Because the officer party will not appear on any ballot paper this week. But it will still be there the morning after, shaping outcomes, controlling pace, and influencing decisions. And the only way it is ever weakened is not through rhetoric, but through sustained exposure, through elected representatives willing to assert authority, and through a public that refuses to accept that power should operate without visibility.




I should add… we have had our bins collected through the strike… I dread the strike being over since the bin collectors do not leave litter and are more polite and remove the bin from the garden and return it… the bin men before would not take extra rubbish in black bags, expected a CHRISTMAS gift… the striking binmen should have been sacked months ago.
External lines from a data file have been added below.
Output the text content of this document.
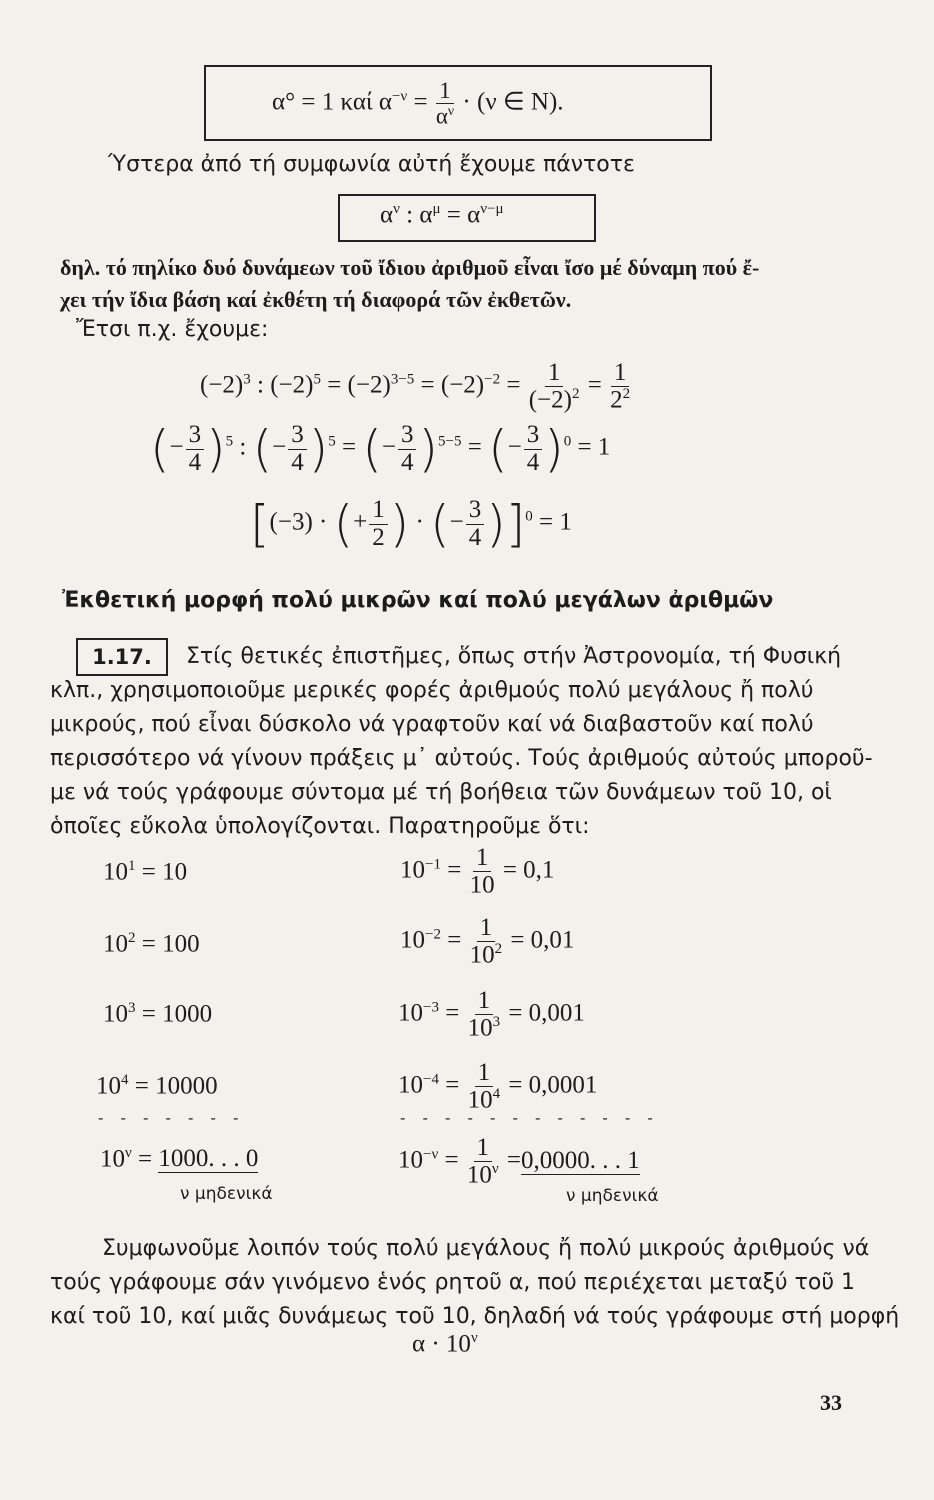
α° = 1 καί $\alpha^{-\nu} = \frac{1}{\alpha^\nu} \cdot (\nu$ ∈ N).
Ύστερα ἀπό τή συμφωνία αὐτή ἔχουμε πάντοτε
$\alpha^\nu$ : $\alpha^\mu = \alpha^{\nu-\mu}$
δηλ. τό πηλίκο δυό δυνάμεων τοῦ ἴδιου ἀριθμοῦ εἶναι ἴσο μέ δύναμη πού ἔ-
χει τήν ἴδια βάση καί ἐκθέτη τή διαφορά τῶν ἐκθετῶν.
Ἔτσι π.χ. ἔχουμε:
$(-2)^3$ : $(-2)^5 = (-2)^{3-5} = (-2)^{-2} = \frac{1}{(-2)^2} = \frac{1}{2^2}$
(− $\frac{3}{4} )^5$ : (− $\frac{3}{4} )^5$ = (− $\frac{3}{4} )^{5-5}$ = (− $\frac{3}{4} )^0 = 1$
[(−3) · (+ $\frac{1}{2}$ ) · (− $\frac{3}{4} )]^0 = 1$
Ἐκθετική μορφή πολύ μικρῶν καί πολύ μεγάλων ἀριθμῶν
1.17.	Στίς θετικές ἐπιστῆμες, ὅπως στήν Ἀστρονομία, τή Φυσική
κλπ., χρησιμοποιοῦμε μερικές φορές ἀριθμούς πολύ μεγάλους ἤ πολύ
μικρούς, πού εἶναι δύσκολο νά γραφτοῦν καί νά διαβαστοῦν καί πολύ
περισσότερο νά γίνουν πράξεις μ᾽ αὐτούς. Τούς ἀριθμούς αὐτούς μποροῦ-
με νά τούς γράφουμε σύντομα μέ τή βοήθεια τῶν δυνάμεων τοῦ 10, οἱ
ὁποῖες εὔκολα ὑπολογίζονται. Παρατηροῦμε ὅτι:
$10^1 = 10$
$10^2 = 100$
$10^3 = 1000$
$10^4 = 10000$
$10^{-1} = \frac{1}{10} = 0,1$
$10^{-2} = \frac{1}{10^2} = 0,01$
$10^{-3} = \frac{1}{10^3} = 0,001$
$10^{-4} = \frac{1}{10^4} = 0,0001$
- - - - - - -	- - - - - - - - - - - -
$10^\nu = 1000$. . . 0
ν μηδενικά
$10^{-\nu} = \frac{1}{10^\nu} =0,0000$. . . 1
ν μηδενικά
Συμφωνοῦμε λοιπόν τούς πολύ μεγάλους ἤ πολύ μικρούς ἀριθμούς νά
τούς γράφουμε σάν γινόμενο ἑνός ρητοῦ α, πού περιέχεται μεταξύ τοῦ 1
καί τοῦ 10, καί μιᾶς δυνάμεως τοῦ 10, δηλαδή νά τούς γράφουμε στή μορφή
$\alpha \cdot 10^\nu$
33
I questioned officers of the Council about the Council LEADER making a statement about the strike. The reply was odd since the political Council no longer exists once the Election has been called and under two Acts of Parliament no political and controversial statements can be made in purdah, designed to increase the vote of the party in question. The appropriate officer described Councillor Cotton as a councillor, which he is not, and as Leader of the Council, which he was not at the time the statement was made. There are other points I also made, to which I have not had a reply. Once concerned the failure of the legal officer of the Council to examine the recent self certification forms of the interests and gifts of the last Council members, some of which fail to list gifts received and businesses run by members of the Council. It is up to the legal officer of the Council to verify the accuracy of these. I pointed out that I screen save the online forms given at the time and the printed forms for the same year which replaced the hand written forms now online. What concerned me that the previous lists were hand written and the more recent ones online were printed. The two though in some cases were remarkable different for the same year in question. When I questioned the accuracy of these forms and gave examples of how these are inaccurate I was fobbed off by a statement that it is the duty of councillors to be accurate. Now one of the non compliant councillors is standing again in my ward. She is not likely to win. She did not declare any of the 3 companies of which she or her husband own in Birmingham, as she is obliged to do, and run from one of her properties in the City. These details point to the fact that the officers may have been too close to the political leadership for decades. The other question I raised was regarding the selling off of council property. In recent months a number of council properties have been put on the market. Considering this last Council ceased to exist soon afterwards it seemed odd that the last Council was binding its successor to sell off properties that are presently used for the benefit of local people.